Domani entrambe andranno ad autodenunciarsi a Firenze presso la Stazione Carabinieri Santa Maria Novella alle ore 11. Anche Marco Cappato, che in questa occasione non ha direttamente accompagnato Massimiliano, si autodenuncerá in veste di legale rappresentante dell'Associazione Soccorso Civile che ha organizzato e finanziato il viaggio di Massimiliano verso la Svizzera. Ad accompagnarli Filomena Gallo, avvocato e segretario Nazionale dell'Associazione Luca Coscioni.
Nel suo ultimo video messaggio Massimiliano aveva dichiarato : “Sono quasi completamente paralizzato e faccio fatica anche a parlare. Da un paio di anni siccome non ce la faccio più, questo corpo è guasto, non ce la fa più così ho iniziato a documentarmi su internet su metodi di suicidio indolore [….]. E finalmente ho raggiunto il mio sogno. Peccato che non l'ho raggiunto in Italia, ma mi tocca andare all'estero. E questa è una cosa un po' bruttina. Perché non posso farlo qui in Italia? A casa mia, anche in un ospedale, con i parenti, gli amici, vicino che mi supportano. No, devo andarmene in Svizzera. Non mi sembra una cosa logica questa. E quindi sono costretto ad andarmene via, per andarmene via”.
Massimiliano in un video appello nei giorni scorsi aveva chiesto di poter essere aiutato a morire senza soffrire in Italia, a casa sua, vicino ai suoi cari, ma non ha potuto farlo non essendo “tenuto in vita da trattamenti di sostegno vitale”, non rientrando pertanto nei casi previsti dalla sentenza 242/2019 della Consulta sul caso Cappato\Dj Fabo per l'accesso al suicidio assistito in Italia.
Nel nostro Paese, proprio grazie alla disobbedienza civile di Cappato per l'aiuto fornito a Fabiano Antoniani e quindi grazie alla sentenza 242 della Corte costituzionale che ha valore di legge, il suicidio assistito è possibile e legale quando la persona malata che ne fa richiesta è affetta da una patologia irreversibile, fonte di intollerabili sofferenze fisiche o psicologiche, pienamente capace di prendere decisioni libere e consapevoli e tenuta in vita da trattamenti di sostegno vitale e queste condizioni siano state verificate dal SSN. Requisiti sussistenti e verificati per Federico Carboni che lo scorso giugno ha invece potuto accedere al suicidio assistito senza che l'aiuto fornito configurasse reato.

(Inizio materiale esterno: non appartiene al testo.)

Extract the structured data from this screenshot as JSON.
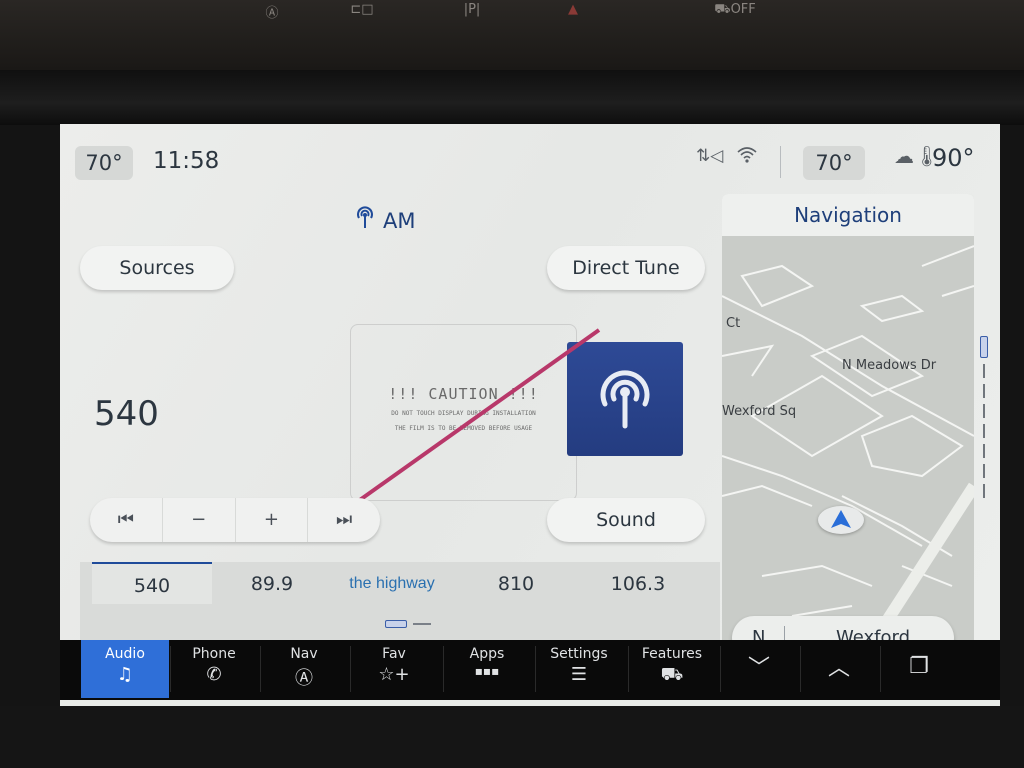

Il signor Bruno, papà di Massimiliano, era già apparso in un video accanto al figlio che chiedeva di poter porre fine alle sue sofferenze in Italia, senza dover andare all'estero. Davanti al silenzio da parte della politica dopo la richiesta di aiuto di Massimiliano, aveva lanciato il suo ultimo appello a sostegno della libertà di scelta del figlio:
“È cosciente della sua vita. Lui è lucido di mente. È arrivato a questo punto qui perché non ce la fa più. Non ce la fa più. È una sofferenza continua, giorno dopo giorno. È un volere suo, perché deve negare questo volere. Il corpo è suo, lo sente lui cosa soffre. E noi non possiamo dire di no. Sarebbe solo egoismo, per farlo soffrire ancora di più. Vorrei che fosse una cosa fatta in Italia”.